An Australian in the United States is branded on the tongue. The moment you speak, the accent reveals all. They know you’re not from around here.
In previous decades, the question was usually whether you were English or Irish. As a bloke in Maryland joked the other day, taking me for a Pom: ‘We Americans think you people speak our language real good.’
On the accent front, I report progress. These days, Australia is often the first guess, so there’s a fraction more recognition of the land of Oz. And this time I haven’t once had the comic confusion over Austria or Australia.
Another difference flowing from the branded-on-the-tongue moment has been noticeable during our six weeks in Washington, New York and up the East Coast.
During previous visits—under Reagan, Clinton and Obama—being heard as not from ’round here never once triggered a question about what the outsider thought of the US president. The US is a world confidently unto itself, so in the past there was only mild interest in views about America. But the personality of the president never used to come up. It does now.
Grappling with the meaning of Donald Trump has trumped questions about kangaroos and what season it is in Oz. That’s why it was no surprise to see a glum Malcolm Turnbull as one of the faces on the cover of Foreign Affairs magazine’s September/October edition reporting on how allies are responding to Trump: ‘The view from abroad’.
My random sampling finds that the viewers within America are just as mystified. Lots of people around here are pondering what it is they’re seeing in the White House. Some are amazed and scared and outraged. Some, though, love what they see: The Donald ‘flipping the bird’ at the system via tirades and tantrums as the Twittering, Trump-eting troll-in-chief.

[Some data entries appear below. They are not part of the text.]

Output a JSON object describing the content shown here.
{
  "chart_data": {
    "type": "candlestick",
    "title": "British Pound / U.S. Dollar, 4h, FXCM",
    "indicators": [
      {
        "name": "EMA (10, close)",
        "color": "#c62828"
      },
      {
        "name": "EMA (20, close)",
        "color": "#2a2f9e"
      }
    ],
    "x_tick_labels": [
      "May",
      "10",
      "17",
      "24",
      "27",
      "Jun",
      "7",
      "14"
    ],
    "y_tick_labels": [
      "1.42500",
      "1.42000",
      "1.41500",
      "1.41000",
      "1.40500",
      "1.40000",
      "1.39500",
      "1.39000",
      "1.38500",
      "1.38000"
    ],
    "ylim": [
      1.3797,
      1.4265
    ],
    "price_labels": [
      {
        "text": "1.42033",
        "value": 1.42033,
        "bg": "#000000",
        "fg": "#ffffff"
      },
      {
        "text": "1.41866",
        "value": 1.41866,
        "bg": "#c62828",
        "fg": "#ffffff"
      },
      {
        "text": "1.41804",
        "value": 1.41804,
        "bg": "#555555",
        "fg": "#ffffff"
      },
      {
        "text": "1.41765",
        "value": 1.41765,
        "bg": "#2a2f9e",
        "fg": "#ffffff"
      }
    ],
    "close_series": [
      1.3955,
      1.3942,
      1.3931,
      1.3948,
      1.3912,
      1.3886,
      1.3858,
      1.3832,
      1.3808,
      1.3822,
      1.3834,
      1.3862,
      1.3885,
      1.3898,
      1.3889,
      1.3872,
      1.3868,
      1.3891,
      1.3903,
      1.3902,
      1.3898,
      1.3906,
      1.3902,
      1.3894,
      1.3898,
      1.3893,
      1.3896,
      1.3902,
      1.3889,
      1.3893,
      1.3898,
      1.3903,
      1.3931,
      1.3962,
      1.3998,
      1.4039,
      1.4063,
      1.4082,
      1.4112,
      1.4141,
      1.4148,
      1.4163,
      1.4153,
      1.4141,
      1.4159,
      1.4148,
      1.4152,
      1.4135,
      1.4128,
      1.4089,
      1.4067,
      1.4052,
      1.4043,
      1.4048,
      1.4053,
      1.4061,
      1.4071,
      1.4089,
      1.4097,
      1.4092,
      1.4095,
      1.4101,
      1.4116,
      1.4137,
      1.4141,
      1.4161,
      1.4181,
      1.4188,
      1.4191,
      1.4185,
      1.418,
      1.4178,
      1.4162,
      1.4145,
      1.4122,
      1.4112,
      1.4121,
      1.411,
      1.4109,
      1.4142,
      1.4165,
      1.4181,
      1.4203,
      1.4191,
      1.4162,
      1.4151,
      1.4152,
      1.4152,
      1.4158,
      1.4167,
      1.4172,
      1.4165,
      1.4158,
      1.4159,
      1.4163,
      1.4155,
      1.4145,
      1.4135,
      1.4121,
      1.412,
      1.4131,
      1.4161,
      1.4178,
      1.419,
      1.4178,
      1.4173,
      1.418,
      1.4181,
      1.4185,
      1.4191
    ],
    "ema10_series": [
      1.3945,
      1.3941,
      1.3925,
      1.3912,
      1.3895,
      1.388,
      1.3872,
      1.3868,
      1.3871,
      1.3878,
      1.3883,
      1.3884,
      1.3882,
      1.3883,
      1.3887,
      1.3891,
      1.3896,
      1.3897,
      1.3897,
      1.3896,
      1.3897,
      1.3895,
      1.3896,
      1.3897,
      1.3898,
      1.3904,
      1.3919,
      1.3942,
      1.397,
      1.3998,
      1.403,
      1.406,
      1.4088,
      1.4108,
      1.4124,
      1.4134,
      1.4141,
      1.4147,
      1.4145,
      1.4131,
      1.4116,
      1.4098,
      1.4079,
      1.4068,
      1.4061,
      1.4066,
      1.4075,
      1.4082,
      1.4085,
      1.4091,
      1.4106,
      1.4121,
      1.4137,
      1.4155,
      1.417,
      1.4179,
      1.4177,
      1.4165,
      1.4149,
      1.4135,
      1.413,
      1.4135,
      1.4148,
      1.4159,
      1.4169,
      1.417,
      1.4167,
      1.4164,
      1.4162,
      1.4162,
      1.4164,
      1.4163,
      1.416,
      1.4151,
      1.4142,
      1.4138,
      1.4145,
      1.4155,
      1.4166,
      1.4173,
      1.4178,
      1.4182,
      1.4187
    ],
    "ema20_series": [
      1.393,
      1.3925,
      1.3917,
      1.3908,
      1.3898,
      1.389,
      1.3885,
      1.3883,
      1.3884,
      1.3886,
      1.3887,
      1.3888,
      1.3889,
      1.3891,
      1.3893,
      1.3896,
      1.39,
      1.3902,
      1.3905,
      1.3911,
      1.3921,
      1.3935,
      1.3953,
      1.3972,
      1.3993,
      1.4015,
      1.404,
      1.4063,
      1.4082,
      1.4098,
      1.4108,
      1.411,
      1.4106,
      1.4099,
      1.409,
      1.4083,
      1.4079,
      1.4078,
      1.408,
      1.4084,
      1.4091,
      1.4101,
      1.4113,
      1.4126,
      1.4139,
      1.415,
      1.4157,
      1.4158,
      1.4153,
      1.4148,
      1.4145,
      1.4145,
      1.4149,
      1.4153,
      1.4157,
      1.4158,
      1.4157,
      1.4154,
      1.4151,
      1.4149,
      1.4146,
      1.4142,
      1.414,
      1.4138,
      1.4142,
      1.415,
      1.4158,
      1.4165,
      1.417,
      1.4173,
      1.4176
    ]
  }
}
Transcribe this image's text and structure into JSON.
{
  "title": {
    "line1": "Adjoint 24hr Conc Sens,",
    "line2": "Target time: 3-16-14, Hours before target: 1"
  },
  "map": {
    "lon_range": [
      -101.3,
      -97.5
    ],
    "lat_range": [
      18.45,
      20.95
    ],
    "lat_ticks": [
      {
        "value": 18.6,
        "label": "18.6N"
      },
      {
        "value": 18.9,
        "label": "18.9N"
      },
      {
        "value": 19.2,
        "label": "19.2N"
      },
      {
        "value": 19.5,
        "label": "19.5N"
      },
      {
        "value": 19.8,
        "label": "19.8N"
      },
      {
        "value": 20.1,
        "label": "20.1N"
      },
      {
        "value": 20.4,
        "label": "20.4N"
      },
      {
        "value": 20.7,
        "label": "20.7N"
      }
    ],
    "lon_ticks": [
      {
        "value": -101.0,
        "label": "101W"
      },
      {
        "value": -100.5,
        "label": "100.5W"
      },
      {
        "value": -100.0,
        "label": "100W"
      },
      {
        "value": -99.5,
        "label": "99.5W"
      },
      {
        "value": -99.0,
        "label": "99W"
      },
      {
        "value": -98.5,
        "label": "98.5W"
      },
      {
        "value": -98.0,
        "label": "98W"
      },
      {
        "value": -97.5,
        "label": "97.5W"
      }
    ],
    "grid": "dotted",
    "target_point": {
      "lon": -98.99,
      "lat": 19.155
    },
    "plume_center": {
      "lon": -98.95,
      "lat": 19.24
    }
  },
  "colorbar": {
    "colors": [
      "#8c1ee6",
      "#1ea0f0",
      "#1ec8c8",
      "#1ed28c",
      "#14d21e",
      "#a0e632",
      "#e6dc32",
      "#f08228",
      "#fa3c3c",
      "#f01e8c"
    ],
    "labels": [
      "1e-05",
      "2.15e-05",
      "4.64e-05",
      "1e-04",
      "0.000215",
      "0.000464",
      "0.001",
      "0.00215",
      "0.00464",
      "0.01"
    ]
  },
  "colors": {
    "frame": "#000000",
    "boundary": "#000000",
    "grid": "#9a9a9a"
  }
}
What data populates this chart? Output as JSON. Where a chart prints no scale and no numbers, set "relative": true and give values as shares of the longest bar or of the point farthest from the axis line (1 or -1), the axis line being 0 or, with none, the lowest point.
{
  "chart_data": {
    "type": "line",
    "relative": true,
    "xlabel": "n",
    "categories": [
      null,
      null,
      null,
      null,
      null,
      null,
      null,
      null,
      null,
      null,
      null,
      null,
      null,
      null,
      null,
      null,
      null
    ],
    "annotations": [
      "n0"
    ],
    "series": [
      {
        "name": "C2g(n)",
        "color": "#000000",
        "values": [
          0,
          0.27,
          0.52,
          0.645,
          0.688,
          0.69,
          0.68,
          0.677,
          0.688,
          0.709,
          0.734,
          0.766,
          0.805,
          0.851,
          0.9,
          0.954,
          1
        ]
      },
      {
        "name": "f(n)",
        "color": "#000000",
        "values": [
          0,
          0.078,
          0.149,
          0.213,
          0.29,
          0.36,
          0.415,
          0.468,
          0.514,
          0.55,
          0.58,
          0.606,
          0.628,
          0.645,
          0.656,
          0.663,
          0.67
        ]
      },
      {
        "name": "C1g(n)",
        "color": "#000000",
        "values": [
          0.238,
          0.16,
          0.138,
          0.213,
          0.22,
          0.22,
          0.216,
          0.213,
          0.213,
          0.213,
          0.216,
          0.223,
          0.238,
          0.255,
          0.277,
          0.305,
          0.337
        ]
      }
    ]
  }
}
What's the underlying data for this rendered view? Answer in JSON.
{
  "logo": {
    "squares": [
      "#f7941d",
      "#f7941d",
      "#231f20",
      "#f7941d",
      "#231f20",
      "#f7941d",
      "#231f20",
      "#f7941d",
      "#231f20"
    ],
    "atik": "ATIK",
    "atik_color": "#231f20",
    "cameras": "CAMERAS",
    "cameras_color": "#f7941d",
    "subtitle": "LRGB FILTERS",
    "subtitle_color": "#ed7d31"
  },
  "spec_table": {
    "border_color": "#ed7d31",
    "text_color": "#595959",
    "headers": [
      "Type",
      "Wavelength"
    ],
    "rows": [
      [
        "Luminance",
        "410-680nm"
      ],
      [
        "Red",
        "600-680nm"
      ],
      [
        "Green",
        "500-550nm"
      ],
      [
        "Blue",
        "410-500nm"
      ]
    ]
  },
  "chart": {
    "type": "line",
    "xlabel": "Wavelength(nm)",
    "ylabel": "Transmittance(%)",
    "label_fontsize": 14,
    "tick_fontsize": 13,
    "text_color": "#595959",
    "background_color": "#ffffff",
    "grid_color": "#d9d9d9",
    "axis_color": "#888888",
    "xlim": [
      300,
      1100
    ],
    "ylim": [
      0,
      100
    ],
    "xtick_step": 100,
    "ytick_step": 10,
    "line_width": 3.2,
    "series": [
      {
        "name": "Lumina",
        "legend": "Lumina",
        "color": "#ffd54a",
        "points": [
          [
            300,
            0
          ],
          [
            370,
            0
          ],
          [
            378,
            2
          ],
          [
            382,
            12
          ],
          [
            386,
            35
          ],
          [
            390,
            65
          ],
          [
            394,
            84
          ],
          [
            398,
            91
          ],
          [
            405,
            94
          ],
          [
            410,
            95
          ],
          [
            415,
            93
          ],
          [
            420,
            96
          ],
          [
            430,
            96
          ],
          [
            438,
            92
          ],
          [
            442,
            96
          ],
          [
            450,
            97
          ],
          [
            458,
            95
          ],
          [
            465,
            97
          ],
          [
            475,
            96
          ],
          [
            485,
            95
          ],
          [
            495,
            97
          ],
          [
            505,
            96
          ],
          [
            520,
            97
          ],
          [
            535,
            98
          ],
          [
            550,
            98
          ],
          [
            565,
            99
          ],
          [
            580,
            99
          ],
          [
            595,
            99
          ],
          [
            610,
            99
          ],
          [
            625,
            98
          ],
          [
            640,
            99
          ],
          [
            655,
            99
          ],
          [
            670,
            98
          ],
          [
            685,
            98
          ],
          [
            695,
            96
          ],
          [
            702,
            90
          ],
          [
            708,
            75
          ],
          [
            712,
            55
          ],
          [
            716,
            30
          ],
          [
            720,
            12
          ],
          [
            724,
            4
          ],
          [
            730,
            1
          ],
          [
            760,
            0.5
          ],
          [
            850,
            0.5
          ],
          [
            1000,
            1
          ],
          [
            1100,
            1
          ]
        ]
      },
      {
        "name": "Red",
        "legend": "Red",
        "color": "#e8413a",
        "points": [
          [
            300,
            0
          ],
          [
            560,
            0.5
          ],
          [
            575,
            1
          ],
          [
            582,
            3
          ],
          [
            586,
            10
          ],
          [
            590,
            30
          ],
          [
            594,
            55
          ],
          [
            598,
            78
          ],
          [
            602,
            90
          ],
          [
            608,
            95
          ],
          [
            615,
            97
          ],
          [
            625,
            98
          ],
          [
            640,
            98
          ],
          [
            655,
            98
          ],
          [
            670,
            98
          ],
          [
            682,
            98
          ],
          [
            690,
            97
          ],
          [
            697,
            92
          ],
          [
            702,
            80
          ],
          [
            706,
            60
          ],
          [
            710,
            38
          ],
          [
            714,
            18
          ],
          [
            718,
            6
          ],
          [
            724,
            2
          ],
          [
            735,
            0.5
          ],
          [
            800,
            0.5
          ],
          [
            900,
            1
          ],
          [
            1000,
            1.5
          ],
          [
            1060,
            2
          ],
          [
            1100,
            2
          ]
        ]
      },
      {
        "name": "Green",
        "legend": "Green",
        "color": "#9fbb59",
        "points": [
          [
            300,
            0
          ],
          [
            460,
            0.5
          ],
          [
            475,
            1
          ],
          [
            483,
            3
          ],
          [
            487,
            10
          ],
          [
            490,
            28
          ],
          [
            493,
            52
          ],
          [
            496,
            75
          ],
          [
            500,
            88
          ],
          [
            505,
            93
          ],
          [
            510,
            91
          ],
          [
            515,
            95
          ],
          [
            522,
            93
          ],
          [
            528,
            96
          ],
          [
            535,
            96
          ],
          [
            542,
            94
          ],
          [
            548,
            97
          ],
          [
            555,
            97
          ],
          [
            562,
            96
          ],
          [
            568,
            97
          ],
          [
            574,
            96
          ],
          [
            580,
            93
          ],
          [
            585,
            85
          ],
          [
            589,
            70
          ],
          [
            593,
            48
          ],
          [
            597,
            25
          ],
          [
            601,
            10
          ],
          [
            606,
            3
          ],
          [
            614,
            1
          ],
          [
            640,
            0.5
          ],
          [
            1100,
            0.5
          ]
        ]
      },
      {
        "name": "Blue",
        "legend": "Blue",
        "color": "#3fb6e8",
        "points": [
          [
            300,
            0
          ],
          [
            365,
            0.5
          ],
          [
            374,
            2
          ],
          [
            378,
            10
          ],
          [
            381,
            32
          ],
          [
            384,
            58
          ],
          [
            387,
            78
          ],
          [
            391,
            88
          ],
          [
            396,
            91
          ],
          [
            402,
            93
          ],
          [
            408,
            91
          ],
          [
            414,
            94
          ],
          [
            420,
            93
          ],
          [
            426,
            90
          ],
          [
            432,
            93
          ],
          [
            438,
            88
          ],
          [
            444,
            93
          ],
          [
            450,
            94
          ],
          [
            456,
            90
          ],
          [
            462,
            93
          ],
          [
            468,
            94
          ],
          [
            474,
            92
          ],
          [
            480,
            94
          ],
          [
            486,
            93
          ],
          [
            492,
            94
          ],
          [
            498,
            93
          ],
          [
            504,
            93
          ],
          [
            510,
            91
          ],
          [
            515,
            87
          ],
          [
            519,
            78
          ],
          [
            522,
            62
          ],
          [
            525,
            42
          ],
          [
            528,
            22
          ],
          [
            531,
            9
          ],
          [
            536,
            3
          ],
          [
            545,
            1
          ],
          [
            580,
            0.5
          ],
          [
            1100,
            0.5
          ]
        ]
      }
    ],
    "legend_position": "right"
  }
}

The lore and the laughs of the travelling correspondent game decree that a hack arriving in country afresh should make all grand pronouncements within weeks of landing. After that, the gradual growth of understanding and accumulation of facts tend to hamper the sweeping assertions. Sending a letter after six weeks means I’m just covered by the impressions/pronouncements rule. My conclusions:
- Despite or because of all its moving parts, the US system is working well in dealing with the Trump pressure test.
- US economic indicators are really starting to glow after eight slow years; the engine is pumping.
- Americans are as positive as ever about themselves and their country. This is a nation of gusto, from its arguments to its eats. For gastronomic gusto, order the Texas ribs anywhere, but go to Maryland for the crab cakes. For a good argument about anything, just find a New Yorker.
- If Trump doesn’t eat himself to a heart attack with all those extra helpings of dessert, he’s got every chance—based on the economy and the way America usually treats sitting presidents—of getting a second term. To be rejected by two-thirds of Americans and embraced by one-third could be enough—he’s done it once.
On the system working as it should, one of the great pleasures of eating breakfast in America is still the chance to consume the New York Times, the Washington Post and the Wall Street Journal. For an old hack, this is bliss. After 45 years as a journo, I’ve a simple answer to that question about the books that most influenced my life: the newspapers.
The Donald is a magnificent challenge for American journos. The Times and the Post have been exemplary. New players like Politico are doing lots of lifting. Hard times demand hard news. Strange times can be strangely stimulating for hacks, and America is being well served by its hacks.
The crumbling foundations and facades of the media world may mean this is the last great newspaper war between the Times and the Post. But what a great and worthy war, fought for and with the best traditional weapons.
The Washington walk down Pennsylvania Avenue between the US Capitol building and the White House takes you past Newseum, a museum dedicated to the role of a free press in a democracy. Carved into the front wall, a couple of storeys high, are the words of one of the most profoundly revolutionary texts ever proclaimed by government: the US First Amendment, guaranteeing freedom of religion, speech, the press and assembly and the right to ‘petition’ or argue against your own government.
It’s emblematic of the afflictions of American newspapers that the Newseum is in financial trouble. The America of the First Amendment, though, is doing fine despite the Trump stress test.
On any given day, the Times or the Post can make you confident about both America and its journalism. Indeed, the Sunday New York Times shines as a weekly expression of the American experience; on a good weekend, make that the American civilisation in all its hues.
While the Post and Times are feeding on the richest of meat, the poor old Wall Street Journal is on a leash. Its owner, Rupert Murdoch, isn’t going to have his newspaper upset his regular telephone conversations with the US president.
The Post and the Times are living out the injunction of the playwright Arthur Miller: ‘A good newspaper, I suppose, is a nation talking to itself.’ The Journal is a good newspaper that won’t say ‘boo’ to the president. It’s much the same as Australia’s own policy on dealing with The Donald.